É portanto a demanda energética que tem alavancado os investimentos no setor e não a preocupação com o aquecimento global e com a sustentabilidade. 

Thulío Guimarães atenta para a percepção de que são os países europeus que tem sido protagonistas no desenvolvimento das tecnologias limpas, isto porque as fontes energéticas destes países está nas mãos dos Estados Unidos e da Rússia, basicamente. A ideia então é ampliar as fontes de energia para serem menos dependentes econômica e politicamente.

Além disso, a disseminação destas novas tecnologias (mais caras) é fundamental para que estes países europeus continuem concorrentes no mercado, caso contrário seus produtos serão mais caros e, portanto menos concorrentes. Para tanto, o tema do aquecimento global é de suma importância para mobilizar a mídia e a opinião pública.

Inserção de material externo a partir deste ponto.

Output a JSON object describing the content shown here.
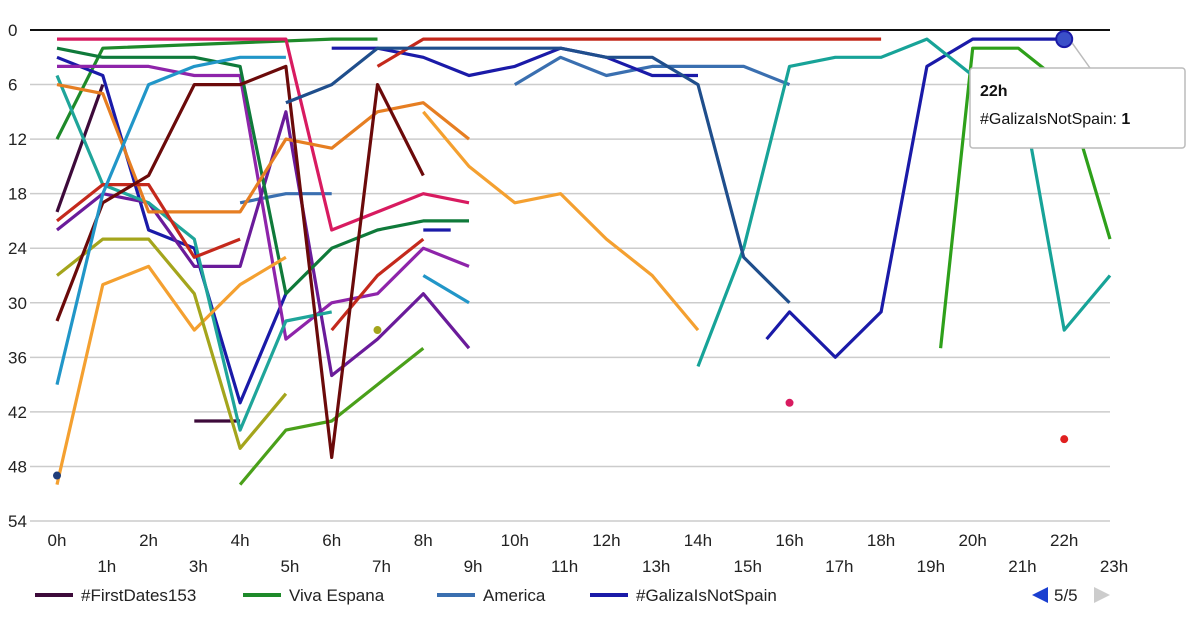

“A leitura do que se produz em torno dessa questão apresenta um quadro quase que messiânico em torno das fontes renováveis, como se essa fosse uma questão de que necessitasse do voluntarismo engajado das forças sociais, em busca de um mundo melhor, uma nova utopia para a civilização. Não faltam exemplos, e entre eles o Brasil costuma ser apontado como uma “grande solução para um mundo desesperado por encontrar novos caminhos”.”

Quem vai continuar ouvindo a pregação?